I didn’t understand. So many friends and family have lost their fathers. Even my now deceased dad was one of us, his dad passing when I was a little girl. I’m now amongst the league of children with father’s who remain only in our memories, and photographs, and in our stories. My true father, the man who raised me up was imperfect, like the lot of us, and I think it’s those qualities; his flaws that I miss because they dull in contrast to the ways he was a perfect dad for me.
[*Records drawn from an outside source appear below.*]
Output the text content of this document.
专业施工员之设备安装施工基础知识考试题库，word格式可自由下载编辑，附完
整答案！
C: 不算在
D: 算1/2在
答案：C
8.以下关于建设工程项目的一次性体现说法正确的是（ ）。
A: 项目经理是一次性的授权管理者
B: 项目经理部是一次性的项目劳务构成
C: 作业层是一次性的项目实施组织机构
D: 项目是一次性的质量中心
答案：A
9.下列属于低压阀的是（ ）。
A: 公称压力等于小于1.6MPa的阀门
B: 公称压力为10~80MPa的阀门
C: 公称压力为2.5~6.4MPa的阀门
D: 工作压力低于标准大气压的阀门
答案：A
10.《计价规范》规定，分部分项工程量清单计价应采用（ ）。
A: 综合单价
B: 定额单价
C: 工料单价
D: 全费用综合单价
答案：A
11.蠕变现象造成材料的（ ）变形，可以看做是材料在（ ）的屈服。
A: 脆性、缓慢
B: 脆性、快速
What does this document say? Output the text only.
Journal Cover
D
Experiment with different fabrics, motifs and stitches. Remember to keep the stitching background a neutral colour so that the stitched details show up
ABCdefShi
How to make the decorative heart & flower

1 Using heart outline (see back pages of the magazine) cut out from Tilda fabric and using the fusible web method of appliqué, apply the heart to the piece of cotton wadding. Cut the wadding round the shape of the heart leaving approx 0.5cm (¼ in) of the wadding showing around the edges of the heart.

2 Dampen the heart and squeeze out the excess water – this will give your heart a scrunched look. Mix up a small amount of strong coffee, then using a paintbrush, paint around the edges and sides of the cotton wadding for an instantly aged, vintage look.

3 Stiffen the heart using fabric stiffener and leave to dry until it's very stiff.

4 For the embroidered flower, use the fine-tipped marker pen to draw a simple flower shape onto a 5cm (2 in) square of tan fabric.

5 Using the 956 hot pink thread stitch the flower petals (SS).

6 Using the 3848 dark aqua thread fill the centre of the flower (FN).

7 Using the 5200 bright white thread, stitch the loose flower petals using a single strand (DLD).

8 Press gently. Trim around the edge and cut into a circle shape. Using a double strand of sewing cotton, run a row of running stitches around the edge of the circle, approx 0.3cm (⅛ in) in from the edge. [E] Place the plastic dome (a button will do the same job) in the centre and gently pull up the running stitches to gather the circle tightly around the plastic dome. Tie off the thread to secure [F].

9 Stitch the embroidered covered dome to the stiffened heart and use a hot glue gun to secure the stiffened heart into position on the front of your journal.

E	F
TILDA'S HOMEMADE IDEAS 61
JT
When folks would speak of dead father’s I could not understand - and frankly, one will not be able to measure that loss until they cross that threshold. There’s a tender mutuality shared amongst those of us who have lost a parent. I’m grateful for those who have offered me that gentleness and I sincerely apologize to those I did not considered deeply enough when sharing their loss. I didn’t understand.
My girlhood was spent trying to decipher the meaning of having two fathers. My mother’s ex-husband, my biological forebear, was the biggest cause for my youthful embarrassment and later for a shame that I’m told not to carry. Still, I see his eyes, and very smooth skin, his smile and build when I gaze at myself in the mirror and witness the inheritance of a charismatic nature that I have made into my own but is with no question a part of a legacy. I am marked by him. When he died, a lot of those complicated feelings died along with him - freeing me in a lot of ways. Yes, it was sad, but I still had my Daddy.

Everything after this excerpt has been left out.